Dom. Lug 14th, 2024
Gli investitori chiedono alle aziende di affrontare i rischi naturali

Un saluto dal vivo della Settimana di Azione per il Clima di Londra. Lanciata nel 2019, l’iniziativa sembra aver guadagnato notevole popolarità. La raffica di eventi di questa settimana potrebbe in qualche modo calmare coloro che temono che l’approccio tiepido del governo alla politica verde abbia indebolito la posizione del Regno Unito nel dibattito globale sul clima.

Molto più importante, ovviamente, sarà l'esito delle elezioni generali del Regno Unito, che si terranno tra poco più di una settimana. Il leader dell'opposizione Sir Keir Starmer ha posto più enfasi del Primo Ministro Rishi Sunak sulla strategia verde, sebbene il suo partito laburista abbia ridimensionato i suoi piani di investimento a basse emissioni di carbonio.

Con la politica ambientale sempre più contestata in tutto il mondo, oggi esamineremo il modo in cui gli investitori stanno affrontando questo periodo turbolento. Considero una nuova iniziativa in cui i gestori patrimoniali spingono le aziende ad adottare un approccio responsabile nei confronti delle attività di lobbying governative. E Lee esamina la strategia in evoluzione di uno dei più grandi fondi mondiali focalizzati sul clima. — Simone Mundy

Transizione energetica

La necessità di investimenti più “marroni”.

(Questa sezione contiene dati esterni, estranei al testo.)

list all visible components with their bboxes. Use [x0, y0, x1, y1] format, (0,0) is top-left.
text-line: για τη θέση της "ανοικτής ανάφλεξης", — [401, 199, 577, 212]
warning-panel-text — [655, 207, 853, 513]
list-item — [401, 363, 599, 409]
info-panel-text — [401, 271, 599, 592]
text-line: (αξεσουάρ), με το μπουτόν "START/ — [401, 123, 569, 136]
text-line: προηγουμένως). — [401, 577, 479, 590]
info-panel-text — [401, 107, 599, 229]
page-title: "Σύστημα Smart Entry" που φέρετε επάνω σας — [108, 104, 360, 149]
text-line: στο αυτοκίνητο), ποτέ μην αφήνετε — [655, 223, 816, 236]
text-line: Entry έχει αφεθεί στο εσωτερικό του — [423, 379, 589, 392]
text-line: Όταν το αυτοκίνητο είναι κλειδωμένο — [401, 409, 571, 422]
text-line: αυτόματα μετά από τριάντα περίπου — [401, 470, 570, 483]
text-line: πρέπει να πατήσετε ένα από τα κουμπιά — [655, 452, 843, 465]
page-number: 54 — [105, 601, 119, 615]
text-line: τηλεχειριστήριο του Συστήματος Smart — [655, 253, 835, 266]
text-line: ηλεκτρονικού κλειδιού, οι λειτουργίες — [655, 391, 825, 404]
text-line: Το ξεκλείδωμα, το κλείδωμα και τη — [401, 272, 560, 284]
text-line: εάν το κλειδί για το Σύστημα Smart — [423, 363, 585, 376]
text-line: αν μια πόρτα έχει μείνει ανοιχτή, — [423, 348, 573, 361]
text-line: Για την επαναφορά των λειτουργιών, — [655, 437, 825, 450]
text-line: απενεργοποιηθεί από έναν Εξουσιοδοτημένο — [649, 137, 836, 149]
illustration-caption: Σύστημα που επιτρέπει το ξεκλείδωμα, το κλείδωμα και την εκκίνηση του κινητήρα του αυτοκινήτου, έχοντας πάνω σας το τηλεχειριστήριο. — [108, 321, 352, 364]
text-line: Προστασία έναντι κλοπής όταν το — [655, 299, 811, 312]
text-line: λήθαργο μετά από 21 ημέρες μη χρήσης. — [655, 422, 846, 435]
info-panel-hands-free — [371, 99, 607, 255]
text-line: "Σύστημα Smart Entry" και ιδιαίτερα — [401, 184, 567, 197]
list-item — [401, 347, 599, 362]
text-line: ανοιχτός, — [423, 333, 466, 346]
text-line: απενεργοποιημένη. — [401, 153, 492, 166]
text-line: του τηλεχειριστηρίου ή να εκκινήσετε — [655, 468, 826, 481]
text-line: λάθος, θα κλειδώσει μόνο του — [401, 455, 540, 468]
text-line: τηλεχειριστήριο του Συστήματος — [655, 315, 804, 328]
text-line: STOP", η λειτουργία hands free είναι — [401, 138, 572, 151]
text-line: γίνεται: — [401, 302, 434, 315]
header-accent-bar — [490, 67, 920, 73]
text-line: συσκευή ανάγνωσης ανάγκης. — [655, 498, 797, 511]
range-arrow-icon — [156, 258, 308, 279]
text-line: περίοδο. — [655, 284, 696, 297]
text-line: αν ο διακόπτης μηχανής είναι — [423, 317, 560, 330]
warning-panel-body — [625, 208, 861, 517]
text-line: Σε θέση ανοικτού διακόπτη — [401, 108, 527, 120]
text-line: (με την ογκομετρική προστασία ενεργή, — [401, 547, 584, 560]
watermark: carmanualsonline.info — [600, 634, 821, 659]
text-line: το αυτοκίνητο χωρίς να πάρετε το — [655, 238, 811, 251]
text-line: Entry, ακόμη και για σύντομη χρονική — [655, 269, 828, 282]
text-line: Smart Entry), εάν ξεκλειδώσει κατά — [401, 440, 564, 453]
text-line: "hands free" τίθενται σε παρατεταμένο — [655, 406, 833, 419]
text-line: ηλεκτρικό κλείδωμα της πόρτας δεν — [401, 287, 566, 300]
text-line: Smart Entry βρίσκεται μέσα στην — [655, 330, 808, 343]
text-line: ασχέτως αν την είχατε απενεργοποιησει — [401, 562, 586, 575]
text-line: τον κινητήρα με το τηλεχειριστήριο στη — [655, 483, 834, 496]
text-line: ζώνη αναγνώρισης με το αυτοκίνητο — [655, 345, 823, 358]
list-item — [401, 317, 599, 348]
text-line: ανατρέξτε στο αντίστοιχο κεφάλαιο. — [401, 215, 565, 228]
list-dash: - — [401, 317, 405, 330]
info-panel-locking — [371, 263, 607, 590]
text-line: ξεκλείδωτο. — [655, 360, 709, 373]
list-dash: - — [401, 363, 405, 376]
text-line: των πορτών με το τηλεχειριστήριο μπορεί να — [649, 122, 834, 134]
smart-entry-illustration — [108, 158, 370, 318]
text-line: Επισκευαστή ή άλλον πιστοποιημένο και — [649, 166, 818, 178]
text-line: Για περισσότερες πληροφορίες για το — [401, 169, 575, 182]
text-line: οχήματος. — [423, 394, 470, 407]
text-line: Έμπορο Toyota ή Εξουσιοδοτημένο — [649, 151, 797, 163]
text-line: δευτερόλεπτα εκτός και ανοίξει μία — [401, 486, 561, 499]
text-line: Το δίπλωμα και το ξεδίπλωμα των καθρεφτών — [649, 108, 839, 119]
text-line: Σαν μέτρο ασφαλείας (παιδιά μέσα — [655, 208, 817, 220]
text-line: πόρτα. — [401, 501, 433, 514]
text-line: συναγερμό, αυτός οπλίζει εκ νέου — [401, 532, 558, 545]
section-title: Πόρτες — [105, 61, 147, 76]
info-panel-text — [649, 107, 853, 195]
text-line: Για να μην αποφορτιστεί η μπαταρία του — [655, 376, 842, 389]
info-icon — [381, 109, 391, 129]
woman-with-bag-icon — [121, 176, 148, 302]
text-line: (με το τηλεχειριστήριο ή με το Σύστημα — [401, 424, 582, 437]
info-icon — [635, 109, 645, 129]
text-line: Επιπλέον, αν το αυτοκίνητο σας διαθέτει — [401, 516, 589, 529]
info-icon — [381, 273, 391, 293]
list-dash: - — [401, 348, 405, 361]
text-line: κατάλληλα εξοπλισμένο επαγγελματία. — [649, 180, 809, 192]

Il fondo BeyondNetZero da 3,5 miliardi di dollari di General Atlantic è tra i più grandi pool di private equity focalizzati sul clima al mondo, il che lo rende un buon indicatore di come si stanno evolvendo gli atteggiamenti nei confronti della finanza di transizione nei mercati privati.

Ad un evento di lunedì che lancia il suo Rapporto annuale 2023i relatori hanno sostenuto la necessità di concentrare i finanziamenti per la transizione sulle aziende e sui settori “marroni”, dove esiste un margine sostanziale per ridurre le emissioni, piuttosto che semplicemente investire in aziende verdi che sembrano buone sulla carta.

Nell’ambito del fondo BeyondNetZero, General Atlantic ha recentemente acquisito una quota di maggioranza nel fornitore olandese di rating ambientale, sociale e di governance GRESB, che valuta la sostenibilità dei progetti immobiliari e infrastrutturali di proprietà di società di private equity e gestori patrimoniali.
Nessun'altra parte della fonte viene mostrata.